SECERCAH HENING
Selasa, 6 Mei 2025

Yoh 6: 30-35

Symbolic Way

Kudengar detak pertama
Dalam rahim belantara,
Nyaring d’ keheningan rasa
Kebangkitan akan jd tanda

Kudengar detak pertama,
Hiasi suara keheningan,
Susuri arus kasih sayang
Roti kehidupan jd tanda.

Kudengar detak pertama,
Dalam bayang2 senja,
Pelangi di ujung mata,
Buat hidup penuh rasa.

“Zaman ini, dari aneka tanda yg terlihat, manusia makin kehilangan rasa untuk bisa memaknai setiap tanda kehidupan”.
Sebagaimana para murid ada banyak tanda dan mujizat yg dilakukan Yesus secara mengagumkan namun para murid untuk takut untuk mempercayai apa yg dilihat dan didengar. Bahkan ketakutannya bisa membawanya ke kematian rasa, ‘only thing we have to fear is fear itself’ ( padahal satu satunya hal yg kita takutkan adalah ketakutan itu sendiri). Mujizat Yesus yg telah menyelamatkannya dari badai dan pergandaan roti yg mengenyangkan ribuan orang tidaklah mampu mengubah pandangan mereka tentang Yesus. Sebagaimana Injil hari ini :

” Yesus berkata : inilah pekerjaan yang dikehendaki Allah , yaitu hendaklah kamu percaya kepada Dia yg telah diutus Allah. Jawab mereka:
Tanda apakah yg Engkau perbuat supaya kami dapat melihatnya dan percaya kepadaMu ? “.

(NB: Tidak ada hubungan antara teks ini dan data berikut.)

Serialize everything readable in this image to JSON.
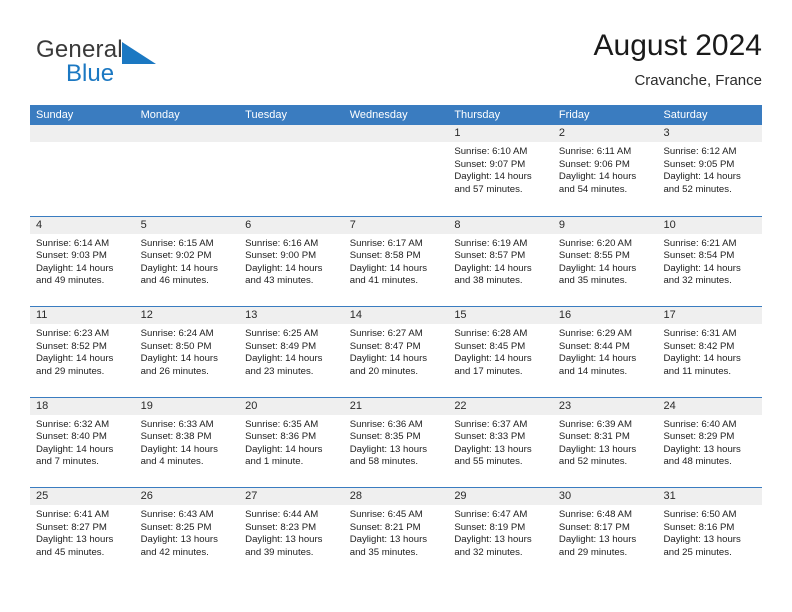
{
  "brand": {
    "line1": "General",
    "line2": "Blue",
    "mark": "triangle-logo",
    "colors": {
      "blue": "#1b78c2",
      "dark": "#3a3a3a"
    }
  },
  "header": {
    "title": "August 2024",
    "subtitle": "Cravanche, France"
  },
  "theme": {
    "header_blue": "#3a7cc0",
    "band_gray": "#efefef",
    "cell_white": "#ffffff"
  },
  "weekday_headers": [
    "Sunday",
    "Monday",
    "Tuesday",
    "Wednesday",
    "Thursday",
    "Friday",
    "Saturday"
  ],
  "weeks": [
    [
      {
        "day": "",
        "empty": true
      },
      {
        "day": "",
        "empty": true
      },
      {
        "day": "",
        "empty": true
      },
      {
        "day": "",
        "empty": true
      },
      {
        "day": "1",
        "sunrise": "Sunrise: 6:10 AM",
        "sunset": "Sunset: 9:07 PM",
        "daylight": "Daylight: 14 hours and 57 minutes."
      },
      {
        "day": "2",
        "sunrise": "Sunrise: 6:11 AM",
        "sunset": "Sunset: 9:06 PM",
        "daylight": "Daylight: 14 hours and 54 minutes."
      },
      {
        "day": "3",
        "sunrise": "Sunrise: 6:12 AM",
        "sunset": "Sunset: 9:05 PM",
        "daylight": "Daylight: 14 hours and 52 minutes."
      }
    ],
    [
      {
        "day": "4",
        "sunrise": "Sunrise: 6:14 AM",
        "sunset": "Sunset: 9:03 PM",
        "daylight": "Daylight: 14 hours and 49 minutes."
      },
      {
        "day": "5",
        "sunrise": "Sunrise: 6:15 AM",
        "sunset": "Sunset: 9:02 PM",
        "daylight": "Daylight: 14 hours and 46 minutes."
      },
      {
        "day": "6",
        "sunrise": "Sunrise: 6:16 AM",
        "sunset": "Sunset: 9:00 PM",
        "daylight": "Daylight: 14 hours and 43 minutes."
      },
      {
        "day": "7",
        "sunrise": "Sunrise: 6:17 AM",
        "sunset": "Sunset: 8:58 PM",
        "daylight": "Daylight: 14 hours and 41 minutes."
      },
      {
        "day": "8",
        "sunrise": "Sunrise: 6:19 AM",
        "sunset": "Sunset: 8:57 PM",
        "daylight": "Daylight: 14 hours and 38 minutes."
      },
      {
        "day": "9",
        "sunrise": "Sunrise: 6:20 AM",
        "sunset": "Sunset: 8:55 PM",
        "daylight": "Daylight: 14 hours and 35 minutes."
      },
      {
        "day": "10",
        "sunrise": "Sunrise: 6:21 AM",
        "sunset": "Sunset: 8:54 PM",
        "daylight": "Daylight: 14 hours and 32 minutes."
      }
    ],
    [
      {
        "day": "11",
        "sunrise": "Sunrise: 6:23 AM",
        "sunset": "Sunset: 8:52 PM",
        "daylight": "Daylight: 14 hours and 29 minutes."
      },
      {
        "day": "12",
        "sunrise": "Sunrise: 6:24 AM",
        "sunset": "Sunset: 8:50 PM",
        "daylight": "Daylight: 14 hours and 26 minutes."
      },
      {
        "day": "13",
        "sunrise": "Sunrise: 6:25 AM",
        "sunset": "Sunset: 8:49 PM",
        "daylight": "Daylight: 14 hours and 23 minutes."
      },
      {
        "day": "14",
        "sunrise": "Sunrise: 6:27 AM",
        "sunset": "Sunset: 8:47 PM",
        "daylight": "Daylight: 14 hours and 20 minutes."
      },
      {
        "day": "15",
        "sunrise": "Sunrise: 6:28 AM",
        "sunset": "Sunset: 8:45 PM",
        "daylight": "Daylight: 14 hours and 17 minutes."
      },
      {
        "day": "16",
        "sunrise": "Sunrise: 6:29 AM",
        "sunset": "Sunset: 8:44 PM",
        "daylight": "Daylight: 14 hours and 14 minutes."
      },
      {
        "day": "17",
        "sunrise": "Sunrise: 6:31 AM",
        "sunset": "Sunset: 8:42 PM",
        "daylight": "Daylight: 14 hours and 11 minutes."
      }
    ],
    [
      {
        "day": "18",
        "sunrise": "Sunrise: 6:32 AM",
        "sunset": "Sunset: 8:40 PM",
        "daylight": "Daylight: 14 hours and 7 minutes."
      },
      {
        "day": "19",
        "sunrise": "Sunrise: 6:33 AM",
        "sunset": "Sunset: 8:38 PM",
        "daylight": "Daylight: 14 hours and 4 minutes."
      },
      {
        "day": "20",
        "sunrise": "Sunrise: 6:35 AM",
        "sunset": "Sunset: 8:36 PM",
        "daylight": "Daylight: 14 hours and 1 minute."
      },
      {
        "day": "21",
        "sunrise": "Sunrise: 6:36 AM",
        "sunset": "Sunset: 8:35 PM",
        "daylight": "Daylight: 13 hours and 58 minutes."
      },
      {
        "day": "22",
        "sunrise": "Sunrise: 6:37 AM",
        "sunset": "Sunset: 8:33 PM",
        "daylight": "Daylight: 13 hours and 55 minutes."
      },
      {
        "day": "23",
        "sunrise": "Sunrise: 6:39 AM",
        "sunset": "Sunset: 8:31 PM",
        "daylight": "Daylight: 13 hours and 52 minutes."
      },
      {
        "day": "24",
        "sunrise": "Sunrise: 6:40 AM",
        "sunset": "Sunset: 8:29 PM",
        "daylight": "Daylight: 13 hours and 48 minutes."
      }
    ],
    [
      {
        "day": "25",
        "sunrise": "Sunrise: 6:41 AM",
        "sunset": "Sunset: 8:27 PM",
        "daylight": "Daylight: 13 hours and 45 minutes."
      },
      {
        "day": "26",
        "sunrise": "Sunrise: 6:43 AM",
        "sunset": "Sunset: 8:25 PM",
        "daylight": "Daylight: 13 hours and 42 minutes."
      },
      {
        "day": "27",
        "sunrise": "Sunrise: 6:44 AM",
        "sunset": "Sunset: 8:23 PM",
        "daylight": "Daylight: 13 hours and 39 minutes."
      },
      {
        "day": "28",
        "sunrise": "Sunrise: 6:45 AM",
        "sunset": "Sunset: 8:21 PM",
        "daylight": "Daylight: 13 hours and 35 minutes."
      },
      {
        "day": "29",
        "sunrise": "Sunrise: 6:47 AM",
        "sunset": "Sunset: 8:19 PM",
        "daylight": "Daylight: 13 hours and 32 minutes."
      },
      {
        "day": "30",
        "sunrise": "Sunrise: 6:48 AM",
        "sunset": "Sunset: 8:17 PM",
        "daylight": "Daylight: 13 hours and 29 minutes."
      },
      {
        "day": "31",
        "sunrise": "Sunrise: 6:50 AM",
        "sunset": "Sunset: 8:16 PM",
        "daylight": "Daylight: 13 hours and 25 minutes."
      }
    ]
  ]
}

Memandang tanda kehidupan dengan rasa tidaklah mudah, apalagi ketika tanda itu menyangkut keselamatan kita. Karena tanda keselamatan kadang tidak hanya hadir dalam tanda yg ajaib dan spektakuler. Tetapi yang sederhana, biasa-biasa, tetapi hadirnya menginspirasi hidup dengan cara yg sederhana, namun memberi energi dan daya ubah yg luar biasa. Namun apakah kita sungguh percaya? Jika percaya maka setiap hari Allah sesungguhnya telah menyusun scenario yg kadang amat lembut untuk menyapa kita. Karena Allah akan hadir tidak akan melampaui kemampuan kemanusiaan kita untuk menangkapnya. Allah sesunggunya hadir setiap hari dalam film kehidupan kita yg nyata. Yang dibutuhkan dari kita adalah kepekaan mempertajam indera agar makin terbuka menangkap sensor kehadiran Allah. Dan cara mempertajam indera adalah keberanian memberi ruang hening dalam hidup, mengosong diri, membiarkan Tuhan masuk dalam kamar sempit diri dan ego kita, dan hadir menubuh dengan kemanusiaan kita. Dari waktu yang ada setiap hari kita perlu memberi waktu yg adil bagi kehadiran Tuhan, bukan saat kita tidur tetapi justru saat kita terjaga dan sadar, supaya kita bisa menangkap tanda kehadiran Allah dengan jelas. Sehingga scenario peta perjalanan hidup kita tidak menyimpang dari rencana Tuhan.
Jangan takut meniti peta perjalanan kaki kita tiap hari, biarkan rasa kita bertumbuh dalam tiap titik perhentian, saat lelah, rapuh, lemah berhentilah sejenak melambat rasakan tanda kehadiranNya yg ajaib hingga kita makin percaya kepadaNya.

Contemplating
Marilah kita heningkan hati, budi, jiwa raga, rasa, agar makin peka merasakan tanda kehadiran Allah.

Actuating
Pola hidup macam apa yg perlu kubiasakan agar makin terbuka dan peka terhadap kehadiran Allah.

Reflecting
Apakah aneka peristiwa hidup, telah mengajariku untuk makin terbuka dan peka dibimbing oleh Roh yang menghidupkan.

Praying
Allah Bapa kami, berilah kami hati yg terbuka dan jiwa yg peka, agar hidup kami makin mengalami kepenuhan dan kebahagiaan karena mengenal Kristus yang hadir dalam tanda-tanda kehidupan setiap hari. Dalam semangat Kristus Tuhan dan juru selamat kami. Amin.